Final Solution with objective 78450.0000:
  regulBoat = [40.0000 40.0000 40.0000 25.0000];
  extraBoat = [0.0000 10.0000 35.0000 0.0000];
  inv = [10.0000 10.0000 0.0000 0.0000 0.0000];
Note:

It is interesting to observe that the model does not preclude producing extra boats even if the production of regular boats does not reach its full capacity. This is not an issue in this model, since the extra boats are more expensive and thus are not produced in an optimal solution. It would become an issue, of course, if the cost of the extra boats is less than the regular price (because of, say, economies of scale).
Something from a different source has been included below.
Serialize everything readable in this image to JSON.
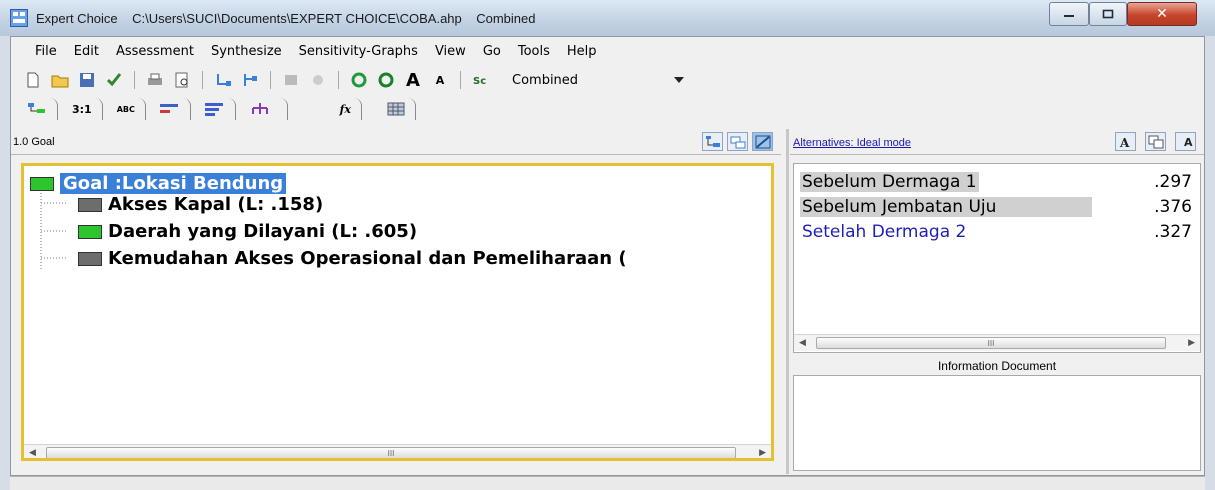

This case is discussed in Increasing piecewise-linear vs. linear.

A piecewise linear model for this application is given in A piecewise linear model for the simple inventory problem (sailcopw.mod).

A piecewise linear model for the simple inventory problem (sailcopw.mod)

int NbPeriods = ...;
range Periods = 1..NbPeriods;

float Demand[Periods] = ...;
float RegularCost = ...;
float ExtraCost = ...;
float Capacity = ...;
float Inventory = ...;
float InventoryCost = ...;

dvar float+ Boat[Periods];
dvar float+ Inv[0..NbPeriods];


minimize
   sum(t in Periods)
       piecewise{ RegularCost -> Capacity ; ExtraCost } Boat[t] +
                  InventoryCost  * (sum(t in Periods) Inv[t]);
              
subject to  {
  ctInventory:
    Inv[0] == Inventory;
  forall(t in Periods)
    ctDemand:
      Boat[t] + Inv[t-1] == Inv[t] + Demand[t];
}

The data description is similar in this model. What differs from the previous model presented in A simple inventory model (sailco.mod) is the choice of variables, the objective function, and the constraints. There is only one type of production variable in this model and hence there is no distinction between regular boats and extra boats. In this model, boat[t] represents the total production of boats during period t. Even more interesting is how the objective function is described: it makes it explicit that the cost of building the boats is in fact a piecewise linear function of the production

       piecewise{ RegularCost -> Capacity ; ExtraCost } Boat[t] +

OPL/CPLEX applies a transformation to obtain a linear formulation of the piecewise linear expressions and obtains a model equivalent to A simple inventory model (sailco.mod). It thus gives the same optimal solution.